A Notice of Hearing is a prepared legal document that invokes all parties to hear a motion and may be emitted by any party. Most notably the notice contains a time and date for the court clerk to amend schedule for and what motion will be attempted. Permission to schedule is not required since making motions are protected right.

This kind of motion comes after the commencement of action and summons and until final judgment. One example is a motion to rule a defendant is not responding to summons (to rule against the defendant automatically). Another example is a defendant's motion to object to the summons.

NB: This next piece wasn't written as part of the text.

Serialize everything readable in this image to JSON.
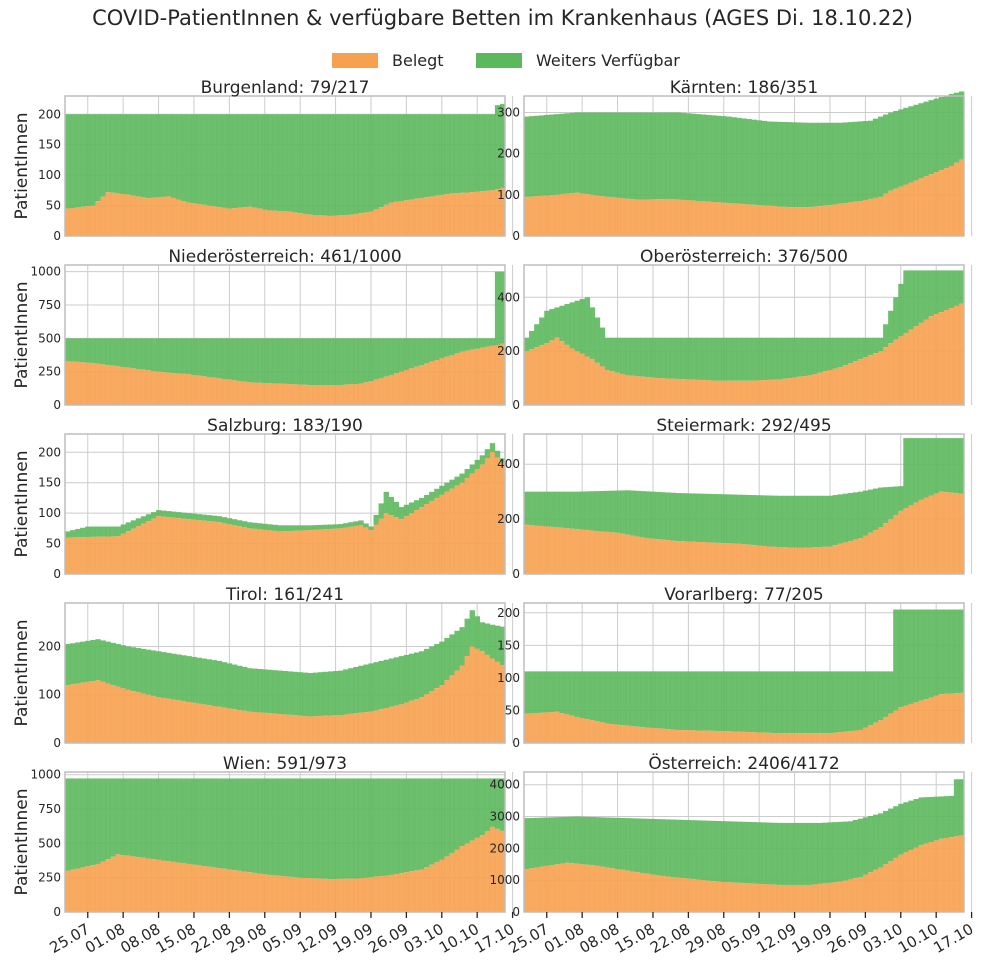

Motions require both sides to be present. A "Notice of Hearing" must be delivered to all parties concerning: the court clerk, the plaintiff, and the defendant. The date requested must allow all parties due time to prepare. Whether proof of delivery is required is a particular.

Many specifics of what must be on the notification are determined by local regulations. Some specifics include the amount of time the defendant has to respond to the notice (for example, two weeks), the anticipated length of the court session, and any relevant legal disclaimers and warnings.

Often a locality has simple pre-prepared forms available with the clerk and on the internet. Several will be needed.

In the U.S. "the Friday docket" is iconic. A writer of a "Notice of Hearing" needs only to know which hours of Friday their kinds of motions are heard (by the presiding judge of the case) and schedule a Friday couple weeks out from delivery to all parties.